After a while, sinister things start to happen.  Not only does her mother find her, but travels to the ranch to pressure her to return to New York and marry Otto.  Otto is involved in another trade…espionage.  He and his cohorts are smugglers and are involved in treason against the United States with Germany.  I enjoyed the book from this prolific author.  Ms. Peterson has written many novels, a few of which I have read.  I have liked each one.

I received a print copy of this book from Bethany House Publishers in return for my honest review.

“The Pursuit of Pearls” by Jane Thynne

“The Pursuit of Pearls” by Jane Thynne is one book in the Clara Vine series.  Not only is the novel’s plot in my favorite genre, a World War II historical theme, but it is expertly written.  This is a spy novel at its best.  The main character, Clara Vine, an actress for the Reich, and a spy for the British government, is wonderfully portrayed.  I was so immersed in this novel that I really read more slowly than I usually do because I didn’t want the book to end.  Ms. Thynne’s inclusion of prominent names of the era and their interaction with Clara was brilliant.  We get a sense in this book of the highly emotional, tense, and dangerous every day existence of the inhabitants of Berlin…the hunters and the hunted.  I have a tendency to live in the books I read.  I feel as though I was actually experiencing what Clara did and having the same fear and terror that she felt at times.  This to me is the epitome of good writing.  Jane Thynne is one of my most favorite writers and I will read all that she writes.

I received a print copy of this book from NightOwlReviews.com in return for my honest review.

Maggie Hope Mystery Series by Susan Elia MacNeal

Susan Elia MacNeal has written five books in the Maggie Hope Mystery series.  I read book number five first, “Mrs. Roosevelt’s Confidante” and was hooked on the series.  Since then I have read book number one, “Mr. Churchill’s Secretary”; book number two, “Princess Elizabeth’s Spy”; book number three, “His Majesty’s Hope”; and book number four, “The Prime Minister’s Secret Agent”.    I highly recommend reading them in chronological order.  The books follow each other in content and time so it is much easier to grasp the historical significance in each novel’s plot.

I find Ms. MacNeal’s writing to be top notch and her understanding of this historical time period to be well researched.  Towards the end of each book, I found myself pacing my reading because I was not looking forward to finishing the book.  I enjoyed each and every one and will be anxiously awaiting the release of her next novel in the series.

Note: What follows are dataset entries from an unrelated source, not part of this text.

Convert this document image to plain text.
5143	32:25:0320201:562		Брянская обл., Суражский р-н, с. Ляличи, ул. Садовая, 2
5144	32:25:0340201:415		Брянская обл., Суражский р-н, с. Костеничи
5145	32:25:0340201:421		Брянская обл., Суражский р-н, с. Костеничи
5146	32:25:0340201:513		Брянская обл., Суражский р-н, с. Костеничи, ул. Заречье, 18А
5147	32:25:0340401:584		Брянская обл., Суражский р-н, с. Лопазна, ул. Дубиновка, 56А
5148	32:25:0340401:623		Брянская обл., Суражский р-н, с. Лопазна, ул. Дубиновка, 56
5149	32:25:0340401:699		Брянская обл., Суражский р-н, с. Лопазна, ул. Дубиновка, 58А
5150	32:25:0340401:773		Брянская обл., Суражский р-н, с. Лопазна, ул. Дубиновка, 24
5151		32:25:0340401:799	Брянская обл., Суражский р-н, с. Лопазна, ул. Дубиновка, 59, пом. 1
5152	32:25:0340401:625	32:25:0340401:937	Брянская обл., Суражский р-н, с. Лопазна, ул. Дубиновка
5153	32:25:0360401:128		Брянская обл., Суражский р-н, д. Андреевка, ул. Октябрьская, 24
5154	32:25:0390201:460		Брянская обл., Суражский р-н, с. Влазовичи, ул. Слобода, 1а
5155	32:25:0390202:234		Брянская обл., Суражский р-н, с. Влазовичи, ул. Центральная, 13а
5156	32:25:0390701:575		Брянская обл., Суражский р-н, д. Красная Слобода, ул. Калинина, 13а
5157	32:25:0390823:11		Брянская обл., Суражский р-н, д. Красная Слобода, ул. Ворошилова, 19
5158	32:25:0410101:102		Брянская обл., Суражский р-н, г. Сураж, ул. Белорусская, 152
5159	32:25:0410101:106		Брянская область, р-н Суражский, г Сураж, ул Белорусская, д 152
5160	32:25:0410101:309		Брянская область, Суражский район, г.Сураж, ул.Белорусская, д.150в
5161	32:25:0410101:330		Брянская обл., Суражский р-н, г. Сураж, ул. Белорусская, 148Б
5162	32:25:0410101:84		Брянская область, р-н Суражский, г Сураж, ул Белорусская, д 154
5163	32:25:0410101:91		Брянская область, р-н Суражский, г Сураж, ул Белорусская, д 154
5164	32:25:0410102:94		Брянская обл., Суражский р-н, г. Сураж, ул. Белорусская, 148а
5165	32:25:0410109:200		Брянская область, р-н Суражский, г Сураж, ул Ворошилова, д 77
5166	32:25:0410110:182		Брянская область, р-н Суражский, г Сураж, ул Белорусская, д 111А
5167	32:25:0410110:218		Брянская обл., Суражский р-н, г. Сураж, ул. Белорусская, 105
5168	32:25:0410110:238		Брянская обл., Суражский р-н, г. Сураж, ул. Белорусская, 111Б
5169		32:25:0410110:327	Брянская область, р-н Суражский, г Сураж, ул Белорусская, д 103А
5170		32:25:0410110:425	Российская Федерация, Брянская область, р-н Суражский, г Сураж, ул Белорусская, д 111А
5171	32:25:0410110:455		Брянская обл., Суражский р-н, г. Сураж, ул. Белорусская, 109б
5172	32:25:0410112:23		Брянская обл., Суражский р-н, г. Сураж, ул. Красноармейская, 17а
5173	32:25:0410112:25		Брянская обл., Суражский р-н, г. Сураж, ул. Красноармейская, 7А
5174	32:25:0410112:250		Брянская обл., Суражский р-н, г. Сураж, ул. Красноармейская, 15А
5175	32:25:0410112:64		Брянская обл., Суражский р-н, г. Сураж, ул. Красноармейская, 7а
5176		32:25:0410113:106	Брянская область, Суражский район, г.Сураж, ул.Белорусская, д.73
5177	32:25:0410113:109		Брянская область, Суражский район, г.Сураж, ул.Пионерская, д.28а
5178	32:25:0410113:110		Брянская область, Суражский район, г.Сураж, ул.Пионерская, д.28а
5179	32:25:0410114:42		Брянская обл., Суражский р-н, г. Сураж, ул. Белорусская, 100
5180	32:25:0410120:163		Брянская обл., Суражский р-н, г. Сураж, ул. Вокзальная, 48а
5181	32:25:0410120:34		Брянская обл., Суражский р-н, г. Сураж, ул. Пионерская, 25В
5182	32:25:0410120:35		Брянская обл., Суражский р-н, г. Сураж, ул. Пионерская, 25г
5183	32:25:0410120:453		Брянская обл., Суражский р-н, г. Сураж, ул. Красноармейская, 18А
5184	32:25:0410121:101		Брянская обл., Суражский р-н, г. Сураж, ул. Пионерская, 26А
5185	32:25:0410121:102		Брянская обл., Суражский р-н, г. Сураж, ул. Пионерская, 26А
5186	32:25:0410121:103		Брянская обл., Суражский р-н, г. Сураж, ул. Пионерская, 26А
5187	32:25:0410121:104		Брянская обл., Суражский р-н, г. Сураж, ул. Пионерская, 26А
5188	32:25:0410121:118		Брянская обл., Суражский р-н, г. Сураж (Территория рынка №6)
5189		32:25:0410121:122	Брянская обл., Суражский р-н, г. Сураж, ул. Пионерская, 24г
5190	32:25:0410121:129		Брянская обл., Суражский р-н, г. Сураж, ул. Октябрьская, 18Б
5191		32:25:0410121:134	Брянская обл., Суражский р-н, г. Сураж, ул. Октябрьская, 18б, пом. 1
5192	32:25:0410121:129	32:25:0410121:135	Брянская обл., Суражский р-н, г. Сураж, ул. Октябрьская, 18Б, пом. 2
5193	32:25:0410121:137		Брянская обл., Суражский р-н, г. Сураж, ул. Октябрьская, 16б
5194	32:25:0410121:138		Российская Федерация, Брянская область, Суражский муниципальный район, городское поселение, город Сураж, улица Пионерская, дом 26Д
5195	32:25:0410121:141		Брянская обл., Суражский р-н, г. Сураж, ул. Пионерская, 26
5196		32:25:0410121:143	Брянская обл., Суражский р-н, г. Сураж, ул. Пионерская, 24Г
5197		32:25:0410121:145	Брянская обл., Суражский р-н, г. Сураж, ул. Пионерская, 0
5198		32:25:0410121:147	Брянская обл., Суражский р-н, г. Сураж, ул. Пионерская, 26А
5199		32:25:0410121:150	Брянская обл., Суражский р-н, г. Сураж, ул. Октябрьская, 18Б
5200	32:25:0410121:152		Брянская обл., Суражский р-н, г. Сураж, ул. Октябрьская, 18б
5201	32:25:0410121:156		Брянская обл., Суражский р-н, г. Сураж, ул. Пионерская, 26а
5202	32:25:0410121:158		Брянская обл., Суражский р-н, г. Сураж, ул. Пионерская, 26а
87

“Maggie Bright” by Tracy Groot

It is May, 1940.  England is alone battling Hitler’s Nazis.  Spies are everywhere.  At a boat harbor on the Thames, Clare Childs is the proud owner of Maggie Bright, a yacht bequeathed to her by someone she doesn’t know and which is the center of wartime espionage.  Drawn into an investigation by Scotland Yard, Clare is smack in the middle of history.  What no one knows is that the British Expeditionary Force is being forced out of France to the little town of Dunkirk on the Channel.  They are in full retreat.  What happens next is a miracle.  The Brits are not about to let their men founder on the shore of the English Channel.  Clare and all the characters in the book have certain roles to play in the drama that unfolds between May 30th and June 4th, 1940.

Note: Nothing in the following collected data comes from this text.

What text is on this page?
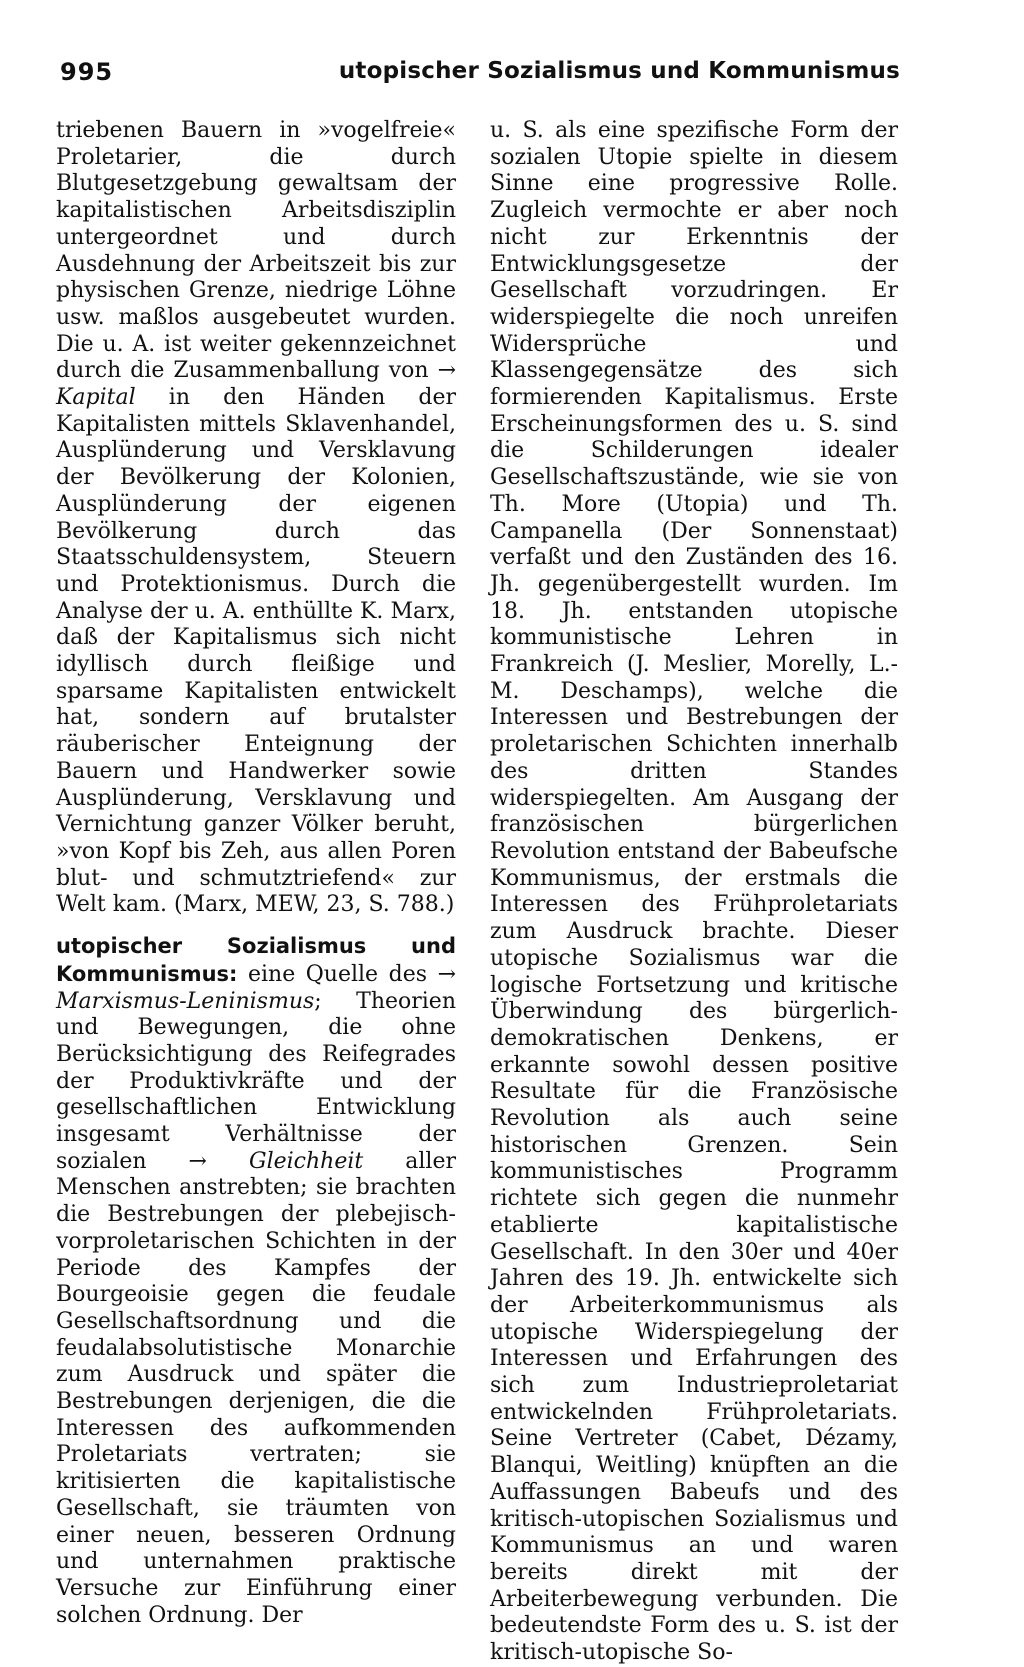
995	utopischer Sozialismus und Kommunismus

triebenen Bauern in »vogelfreie« Proletarier, die durch Blutgesetzgebung gewaltsam der kapitalistischen Arbeitsdisziplin untergeordnet und durch Ausdehnung der Arbeitszeit bis zur physischen Grenze, niedrige Löhne usw. maßlos ausgebeutet wurden. Die u. A. ist weiter gekennzeichnet durch die Zusammenballung von → Kapital in den Händen der Kapitalisten mittels Sklavenhandel, Ausplünderung und Versklavung der Bevölkerung der Kolonien, Ausplünderung der eigenen Bevölkerung durch das Staatsschuldensystem, Steuern und Protektionismus. Durch die Analyse der u. A. enthüllte K. Marx, daß der Kapitalismus sich nicht idyllisch durch fleißige und sparsame Kapitalisten entwickelt hat, sondern auf brutalster räuberischer Enteignung der Bauern und Handwerker sowie Ausplünderung, Versklavung und Vernichtung ganzer Völker beruht, »von Kopf bis Zeh, aus allen Poren blut- und schmutztriefend« zur Welt kam. (Marx, MEW, 23, S. 788.)

utopischer Sozialismus und Kommunismus: eine Quelle des → Marxismus-Leninismus; Theorien und Bewegungen, die ohne Berücksichtigung des Reifegrades der Produktivkräfte und der gesellschaftlichen Entwicklung insgesamt Verhältnisse der sozialen → Gleichheit aller Menschen anstrebten; sie brachten die Bestrebungen der plebejisch-vorproletarischen Schichten in der Periode des Kampfes der Bourgeoisie gegen die feudale Gesellschaftsordnung und die feudalabsolutistische Monarchie zum Ausdruck und später die Bestrebungen derjenigen, die die Interessen des aufkommenden Proletariats vertraten; sie kritisierten die kapitalistische Gesellschaft, sie träumten von einer neuen, besseren Ordnung und unternahmen praktische Versuche zur Einführung einer solchen Ordnung. Der

u. S. als eine spezifische Form der sozialen Utopie spielte in diesem Sinne eine progressive Rolle. Zugleich vermochte er aber noch nicht zur Erkenntnis der Entwicklungsgesetze der Gesellschaft vorzudringen. Er widerspiegelte die noch unreifen Widersprüche und Klassengegensätze des sich formierenden Kapitalismus. Erste Erscheinungsformen des u. S. sind die Schilderungen idealer Gesellschaftszustände, wie sie von Th. More (Utopia) und Th. Campanella (Der Sonnenstaat) verfaßt und den Zuständen des 16. Jh. gegenübergestellt wurden. Im 18. Jh. entstanden utopische kommunistische Lehren in Frankreich (J. Meslier, Morelly, L.-M. Deschamps), welche die Interessen und Bestrebungen der proletarischen Schichten innerhalb des dritten Standes widerspiegelten. Am Ausgang der französischen bürgerlichen Revolution entstand der Babeufsche Kommunismus, der erstmals die Interessen des Frühproletariats zum Ausdruck brachte. Dieser utopische Sozialismus war die logische Fortsetzung und kritische Überwindung des bürgerlich-demokratischen Denkens, er erkannte sowohl dessen positive Resultate für die Französische Revolution als auch seine historischen Grenzen. Sein kommunistisches Programm richtete sich gegen die nunmehr etablierte kapitalistische Gesellschaft. In den 30er und 40er Jahren des 19. Jh. entwickelte sich der Arbeiterkommunismus als utopische Widerspiegelung der Interessen und Erfahrungen des sich zum Industrieproletariat entwickelnden Frühproletariats. Seine Vertreter (Cabet, Dézamy, Blanqui, Weitling) knüpften an die Auffassungen Babeufs und des kritisch-utopischen Sozialismus und Kommunismus an und waren bereits direkt mit der Arbeiterbewegung verbunden. Die bedeutendste Form des u. S. ist der kritisch-utopische So-
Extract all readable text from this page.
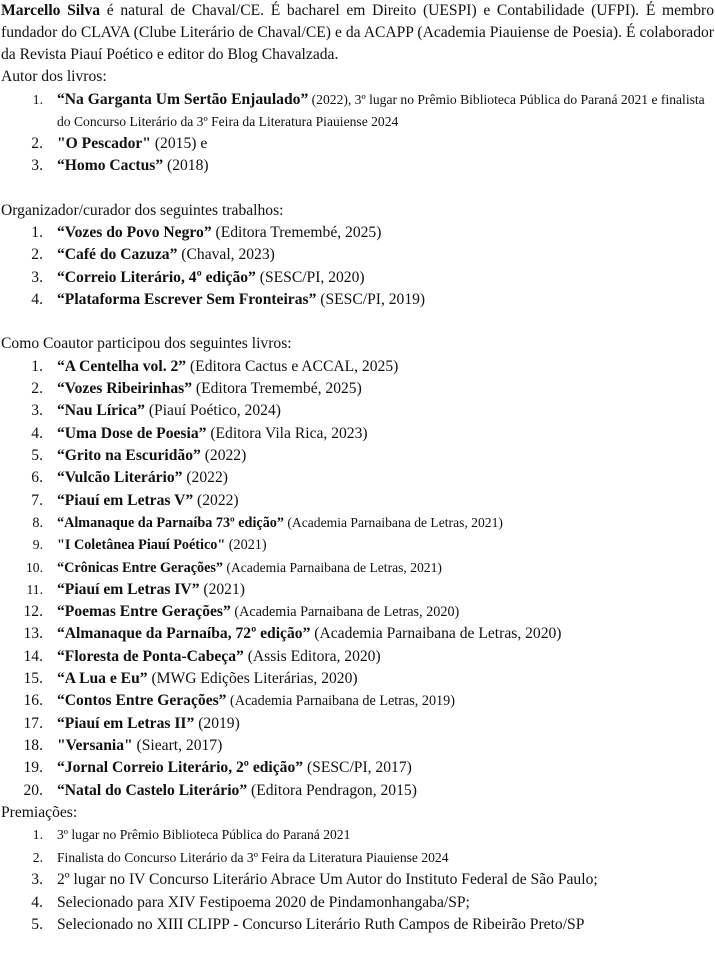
Marcello Silva é natural de Chaval/CE. É bacharel em Direito (UESPI) e Contabilidade (UFPI). É membro fundador do CLAVA (Clube Literário de Chaval/CE) e da ACAPP (Academia Piauiense de Poesia). É colaborador da Revista Piauí Poético e editor do Blog Chavalzada.

Autor dos livros:

1. “Na Garganta Um Sertão Enjaulado” (2022), 3º lugar no Prêmio Biblioteca Pública do Paraná 2021 e finalista do Concurso Literário da 3º Feira da Literatura Piauiense 2024
2. "O Pescador" (2015) e
3. “Homo Cactus” (2018)

Organizador/curador dos seguintes trabalhos:

1. “Vozes do Povo Negro” (Editora Tremembé, 2025)
2. “Café do Cazuza” (Chaval, 2023)
3. “Correio Literário, 4º edição” (SESC/PI, 2020)
4. “Plataforma Escrever Sem Fronteiras” (SESC/PI, 2019)

Como Coautor participou dos seguintes livros:

1. “A Centelha vol. 2” (Editora Cactus e ACCAL, 2025)
2. “Vozes Ribeirinhas” (Editora Tremembé, 2025)
3. “Nau Lírica” (Piauí Poético, 2024)
4. “Uma Dose de Poesia” (Editora Vila Rica, 2023)
5. “Grito na Escuridão” (2022)
6. “Vulcão Literário” (2022)
7. “Piauí em Letras V” (2022)
8. “Almanaque da Parnaíba 73º edição” (Academia Parnaibana de Letras, 2021)
9. "I Coletânea Piauí Poético" (2021)
10. “Crônicas Entre Gerações” (Academia Parnaibana de Letras, 2021)
11. “Piauí em Letras IV” (2021)
12. “Poemas Entre Gerações” (Academia Parnaibana de Letras, 2020)
13. “Almanaque da Parnaíba, 72º edição” (Academia Parnaibana de Letras, 2020)
14. “Floresta de Ponta-Cabeça” (Assis Editora, 2020)
15. “A Lua e Eu” (MWG Edições Literárias, 2020)
16. “Contos Entre Gerações” (Academia Parnaibana de Letras, 2019)
17. “Piauí em Letras II” (2019)
18. "Versania" (Sieart, 2017)
19. “Jornal Correio Literário, 2º edição” (SESC/PI, 2017)
20. “Natal do Castelo Literário” (Editora Pendragon, 2015)

Premiações:

1. 3º lugar no Prêmio Biblioteca Pública do Paraná 2021
2. Finalista do Concurso Literário da 3º Feira da Literatura Piauiense 2024
3. 2º lugar no IV Concurso Literário Abrace Um Autor do Instituto Federal de São Paulo;
4. Selecionado para XIV Festipoema 2020 de Pindamonhangaba/SP;
5. Selecionado no XIII CLIPP - Concurso Literário Ruth Campos de Ribeirão Preto/SP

This book is a keeper.  It is a historical novel in that it captures the events of the greatest naval rescue in history.  Thinking to save 45,000 men of the 500,000 trapped at Dunkirk, the rescue flotilla rescued 340,000 men.  These actions by the Royal Navy and ordinary citizens determined to save their countrymen and defy the Fuhrer show the resistance and perseverance of the British people during a time when they were alone, waiting for the inevitable.  Tracy Groot wrote “Maggie Bright”, a story about a great event, one that involved a whole nation and its people.

I was sent a free print copy of the book by Tyndale Blog network in return for my honest review of the book.